Problem
We have an interesting talk with Money Lover. It’s an money/finance management for people. Using this app, an user will note a message each time they spend money. A financial management app like Money Lover wants to know what kind of service/product category that users are spending money on.
Fortunately, we have a nice classification method for short message. Let’s see how it works.
Solution
1. Prepare catalog tree
The catalog tree Money Lover shared us is great. It’s perfect for financial management purpose, we think.
In this post, we introduce classification method and demo for the parent categories and Vietnamese messages.

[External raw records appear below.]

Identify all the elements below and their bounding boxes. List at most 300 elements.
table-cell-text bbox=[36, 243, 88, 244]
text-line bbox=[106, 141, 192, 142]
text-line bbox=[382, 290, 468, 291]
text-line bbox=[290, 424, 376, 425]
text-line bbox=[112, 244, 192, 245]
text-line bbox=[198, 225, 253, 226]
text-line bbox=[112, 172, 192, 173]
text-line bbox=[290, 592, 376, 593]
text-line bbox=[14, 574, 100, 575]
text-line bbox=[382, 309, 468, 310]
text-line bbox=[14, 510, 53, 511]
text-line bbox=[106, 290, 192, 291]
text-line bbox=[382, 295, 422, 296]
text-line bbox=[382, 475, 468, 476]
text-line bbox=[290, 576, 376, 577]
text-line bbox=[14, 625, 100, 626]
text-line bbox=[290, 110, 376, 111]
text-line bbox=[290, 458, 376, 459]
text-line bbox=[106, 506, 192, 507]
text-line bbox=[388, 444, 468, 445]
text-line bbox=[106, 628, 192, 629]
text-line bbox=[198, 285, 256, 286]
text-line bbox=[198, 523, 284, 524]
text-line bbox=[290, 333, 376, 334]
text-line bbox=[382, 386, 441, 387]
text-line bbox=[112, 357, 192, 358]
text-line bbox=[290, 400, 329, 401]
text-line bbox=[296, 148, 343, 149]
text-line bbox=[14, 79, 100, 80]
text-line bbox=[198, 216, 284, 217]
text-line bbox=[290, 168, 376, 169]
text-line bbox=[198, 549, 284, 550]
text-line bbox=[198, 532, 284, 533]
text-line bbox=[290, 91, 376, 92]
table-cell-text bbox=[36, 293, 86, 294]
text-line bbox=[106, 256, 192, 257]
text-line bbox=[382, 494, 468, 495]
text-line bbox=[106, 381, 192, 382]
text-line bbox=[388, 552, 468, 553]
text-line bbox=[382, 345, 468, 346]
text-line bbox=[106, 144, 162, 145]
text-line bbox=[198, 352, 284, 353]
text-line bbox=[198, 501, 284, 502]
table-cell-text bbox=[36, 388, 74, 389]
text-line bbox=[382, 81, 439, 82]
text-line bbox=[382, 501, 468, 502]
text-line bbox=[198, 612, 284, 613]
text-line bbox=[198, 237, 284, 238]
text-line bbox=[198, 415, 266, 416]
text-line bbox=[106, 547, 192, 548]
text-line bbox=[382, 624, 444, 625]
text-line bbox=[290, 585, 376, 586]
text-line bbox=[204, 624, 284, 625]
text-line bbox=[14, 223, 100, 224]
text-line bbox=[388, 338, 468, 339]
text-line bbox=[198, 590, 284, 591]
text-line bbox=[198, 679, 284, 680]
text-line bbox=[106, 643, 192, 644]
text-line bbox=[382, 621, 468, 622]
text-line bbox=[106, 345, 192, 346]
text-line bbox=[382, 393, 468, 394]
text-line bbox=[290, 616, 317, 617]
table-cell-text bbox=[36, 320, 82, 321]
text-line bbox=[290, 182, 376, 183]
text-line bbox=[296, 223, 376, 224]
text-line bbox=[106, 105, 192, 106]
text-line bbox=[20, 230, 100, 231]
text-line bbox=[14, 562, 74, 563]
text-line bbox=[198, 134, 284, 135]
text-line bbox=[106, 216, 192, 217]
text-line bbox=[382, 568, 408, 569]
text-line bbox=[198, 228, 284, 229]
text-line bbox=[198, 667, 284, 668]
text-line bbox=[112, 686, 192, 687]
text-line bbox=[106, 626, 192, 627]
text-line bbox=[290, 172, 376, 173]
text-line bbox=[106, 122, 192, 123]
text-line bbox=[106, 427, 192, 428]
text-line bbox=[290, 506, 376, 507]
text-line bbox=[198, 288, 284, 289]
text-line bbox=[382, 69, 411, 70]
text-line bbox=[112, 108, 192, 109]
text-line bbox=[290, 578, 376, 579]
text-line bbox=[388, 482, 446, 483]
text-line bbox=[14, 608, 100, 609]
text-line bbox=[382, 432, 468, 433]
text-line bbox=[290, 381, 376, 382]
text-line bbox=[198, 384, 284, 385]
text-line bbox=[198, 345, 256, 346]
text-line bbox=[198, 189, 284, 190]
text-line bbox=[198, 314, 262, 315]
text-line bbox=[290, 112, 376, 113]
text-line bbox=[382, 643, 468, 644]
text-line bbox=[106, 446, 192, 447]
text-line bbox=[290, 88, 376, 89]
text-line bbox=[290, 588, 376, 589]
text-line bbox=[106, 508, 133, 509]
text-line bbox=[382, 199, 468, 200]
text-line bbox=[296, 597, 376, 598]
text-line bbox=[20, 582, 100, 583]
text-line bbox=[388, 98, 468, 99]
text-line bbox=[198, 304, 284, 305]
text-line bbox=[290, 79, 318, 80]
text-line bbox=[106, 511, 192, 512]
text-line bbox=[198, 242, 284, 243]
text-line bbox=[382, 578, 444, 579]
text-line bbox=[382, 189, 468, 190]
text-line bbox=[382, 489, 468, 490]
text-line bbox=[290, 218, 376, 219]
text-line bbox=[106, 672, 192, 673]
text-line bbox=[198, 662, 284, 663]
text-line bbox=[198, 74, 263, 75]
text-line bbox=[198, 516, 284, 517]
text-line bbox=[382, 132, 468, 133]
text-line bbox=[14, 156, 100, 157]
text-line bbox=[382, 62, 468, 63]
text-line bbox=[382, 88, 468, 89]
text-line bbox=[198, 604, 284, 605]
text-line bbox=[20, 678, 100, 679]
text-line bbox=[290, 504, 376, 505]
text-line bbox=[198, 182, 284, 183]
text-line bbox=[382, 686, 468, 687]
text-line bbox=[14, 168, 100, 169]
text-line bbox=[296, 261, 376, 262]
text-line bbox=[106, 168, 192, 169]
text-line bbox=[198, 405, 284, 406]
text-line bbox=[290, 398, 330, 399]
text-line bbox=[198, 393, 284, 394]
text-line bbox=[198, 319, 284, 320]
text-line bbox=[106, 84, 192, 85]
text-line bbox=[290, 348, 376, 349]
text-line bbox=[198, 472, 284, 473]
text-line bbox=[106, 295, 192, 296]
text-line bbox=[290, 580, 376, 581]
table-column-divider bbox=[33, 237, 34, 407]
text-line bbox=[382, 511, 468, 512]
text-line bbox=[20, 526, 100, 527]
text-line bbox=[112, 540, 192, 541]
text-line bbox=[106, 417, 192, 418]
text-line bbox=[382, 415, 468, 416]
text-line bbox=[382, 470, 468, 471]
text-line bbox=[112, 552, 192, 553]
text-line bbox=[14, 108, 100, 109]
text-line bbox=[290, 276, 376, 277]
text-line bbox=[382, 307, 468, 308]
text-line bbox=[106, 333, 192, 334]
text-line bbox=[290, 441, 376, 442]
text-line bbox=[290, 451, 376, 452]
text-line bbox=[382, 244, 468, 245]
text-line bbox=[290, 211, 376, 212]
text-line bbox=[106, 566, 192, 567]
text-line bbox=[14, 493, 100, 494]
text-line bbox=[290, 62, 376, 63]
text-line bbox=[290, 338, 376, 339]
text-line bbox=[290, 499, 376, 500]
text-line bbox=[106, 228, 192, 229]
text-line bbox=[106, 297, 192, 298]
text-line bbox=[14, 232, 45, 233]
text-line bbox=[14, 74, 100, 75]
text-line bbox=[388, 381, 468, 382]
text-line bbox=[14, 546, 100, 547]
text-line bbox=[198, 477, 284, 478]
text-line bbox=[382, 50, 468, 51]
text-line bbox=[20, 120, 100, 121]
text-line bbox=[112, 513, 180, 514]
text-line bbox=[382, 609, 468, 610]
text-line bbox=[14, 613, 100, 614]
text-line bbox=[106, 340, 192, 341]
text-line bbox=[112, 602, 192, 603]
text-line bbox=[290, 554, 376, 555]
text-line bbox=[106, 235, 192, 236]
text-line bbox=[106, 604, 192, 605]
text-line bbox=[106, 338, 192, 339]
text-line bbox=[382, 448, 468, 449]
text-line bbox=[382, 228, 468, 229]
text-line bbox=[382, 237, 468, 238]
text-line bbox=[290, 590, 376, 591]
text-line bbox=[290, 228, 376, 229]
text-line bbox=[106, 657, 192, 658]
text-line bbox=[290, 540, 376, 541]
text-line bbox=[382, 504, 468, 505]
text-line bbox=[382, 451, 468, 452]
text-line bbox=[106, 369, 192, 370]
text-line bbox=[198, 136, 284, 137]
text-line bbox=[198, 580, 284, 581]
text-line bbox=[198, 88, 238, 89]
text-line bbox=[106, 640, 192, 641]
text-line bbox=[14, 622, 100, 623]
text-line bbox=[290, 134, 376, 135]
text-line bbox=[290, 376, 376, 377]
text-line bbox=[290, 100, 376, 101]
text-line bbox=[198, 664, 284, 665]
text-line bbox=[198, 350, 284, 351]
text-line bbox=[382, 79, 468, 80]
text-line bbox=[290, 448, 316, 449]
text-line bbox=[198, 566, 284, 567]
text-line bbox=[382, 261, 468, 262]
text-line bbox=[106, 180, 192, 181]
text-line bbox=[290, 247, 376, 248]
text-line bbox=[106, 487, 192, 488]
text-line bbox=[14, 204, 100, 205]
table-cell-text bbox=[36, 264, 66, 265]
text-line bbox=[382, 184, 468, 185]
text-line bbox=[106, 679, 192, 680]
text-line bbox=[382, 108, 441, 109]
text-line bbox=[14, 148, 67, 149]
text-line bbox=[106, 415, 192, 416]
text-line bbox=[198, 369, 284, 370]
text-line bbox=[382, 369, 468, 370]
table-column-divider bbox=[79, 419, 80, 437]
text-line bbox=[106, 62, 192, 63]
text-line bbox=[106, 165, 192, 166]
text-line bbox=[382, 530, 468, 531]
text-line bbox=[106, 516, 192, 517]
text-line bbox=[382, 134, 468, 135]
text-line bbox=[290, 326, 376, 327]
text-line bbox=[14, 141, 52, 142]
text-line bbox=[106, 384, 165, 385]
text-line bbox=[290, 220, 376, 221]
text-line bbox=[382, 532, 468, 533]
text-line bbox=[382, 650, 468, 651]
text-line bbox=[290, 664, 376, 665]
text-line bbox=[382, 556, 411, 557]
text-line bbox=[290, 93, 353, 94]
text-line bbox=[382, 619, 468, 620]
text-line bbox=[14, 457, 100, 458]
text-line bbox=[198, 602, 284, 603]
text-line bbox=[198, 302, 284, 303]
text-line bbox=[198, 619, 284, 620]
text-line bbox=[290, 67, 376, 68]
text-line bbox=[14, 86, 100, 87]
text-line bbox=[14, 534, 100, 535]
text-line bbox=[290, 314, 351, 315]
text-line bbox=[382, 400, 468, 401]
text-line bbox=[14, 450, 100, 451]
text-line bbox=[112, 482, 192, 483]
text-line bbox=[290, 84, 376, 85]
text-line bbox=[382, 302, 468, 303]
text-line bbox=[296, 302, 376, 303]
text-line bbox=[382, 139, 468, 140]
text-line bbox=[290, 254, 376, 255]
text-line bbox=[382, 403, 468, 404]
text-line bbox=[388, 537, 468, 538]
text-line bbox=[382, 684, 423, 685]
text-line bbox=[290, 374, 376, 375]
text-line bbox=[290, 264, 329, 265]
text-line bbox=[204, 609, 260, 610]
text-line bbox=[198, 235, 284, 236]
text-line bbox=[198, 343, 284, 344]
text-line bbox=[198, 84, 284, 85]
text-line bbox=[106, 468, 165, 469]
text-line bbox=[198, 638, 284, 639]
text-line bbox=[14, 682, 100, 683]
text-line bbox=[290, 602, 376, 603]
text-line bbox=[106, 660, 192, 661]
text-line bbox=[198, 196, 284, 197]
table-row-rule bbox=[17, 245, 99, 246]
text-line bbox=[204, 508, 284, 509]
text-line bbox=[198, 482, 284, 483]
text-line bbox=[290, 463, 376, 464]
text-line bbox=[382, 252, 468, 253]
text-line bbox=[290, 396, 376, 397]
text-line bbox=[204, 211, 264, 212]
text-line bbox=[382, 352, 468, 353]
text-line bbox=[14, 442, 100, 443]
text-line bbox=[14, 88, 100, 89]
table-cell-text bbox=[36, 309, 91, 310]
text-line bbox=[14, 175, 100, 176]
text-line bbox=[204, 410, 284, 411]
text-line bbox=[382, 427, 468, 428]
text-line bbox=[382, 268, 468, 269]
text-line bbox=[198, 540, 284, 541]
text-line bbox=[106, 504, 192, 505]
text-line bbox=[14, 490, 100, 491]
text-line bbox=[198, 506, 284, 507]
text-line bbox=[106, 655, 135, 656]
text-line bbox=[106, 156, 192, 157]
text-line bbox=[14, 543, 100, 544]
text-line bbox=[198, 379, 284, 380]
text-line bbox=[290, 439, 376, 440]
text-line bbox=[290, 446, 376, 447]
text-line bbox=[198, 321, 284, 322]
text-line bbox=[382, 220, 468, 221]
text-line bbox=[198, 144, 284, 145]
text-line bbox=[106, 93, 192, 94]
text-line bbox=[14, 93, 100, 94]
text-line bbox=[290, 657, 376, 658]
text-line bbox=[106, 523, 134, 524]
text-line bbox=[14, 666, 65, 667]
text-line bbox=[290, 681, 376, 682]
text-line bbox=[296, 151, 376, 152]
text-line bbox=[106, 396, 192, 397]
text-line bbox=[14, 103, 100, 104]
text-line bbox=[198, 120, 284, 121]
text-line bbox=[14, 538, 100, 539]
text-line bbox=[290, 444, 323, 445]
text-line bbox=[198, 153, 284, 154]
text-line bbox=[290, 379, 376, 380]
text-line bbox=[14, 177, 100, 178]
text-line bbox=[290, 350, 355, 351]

2. Mining linguistic data for categories
By doing some data mining technique, we can extract text/keywords related to each categories, for example:
“auto_and_transport”: uber, grab, taxi, vnairlines, xăng, gửi xe, …
“food_and_dining”: metro, bigc, kfc, pizza, thịt, cá, trứng, …
“entertainment”: cgv, platinum, xem phim, game, quẩy, …
…
One of our technique to extract text/keywords for a category was introduced at this blog
3. Using mined data for Naive Bayes classification
We love Naive Bayes technique, it’s simple and extremely effective for short messages – where the keywords decide meaning of of message. Further detail about this method we had described in this post.
Here come the result
We have a demo working here, just input the text in and see the result. Remember about the context of messages: they are financial short note.
Message: “an trua” – (ăn trưa – lunch)
{
"labels": [
"food_and_dining"
]
}
Future works
Current input of this classification is linguistic data from social channel (because financial message’s context is similar to normal text context). One important data channel is not used: real users feedback on classified results.
In the future, we need to listen feedback of users who saw the classification result and rechecked it, then add that feedback info as learning data to make the classifier getting better day by day.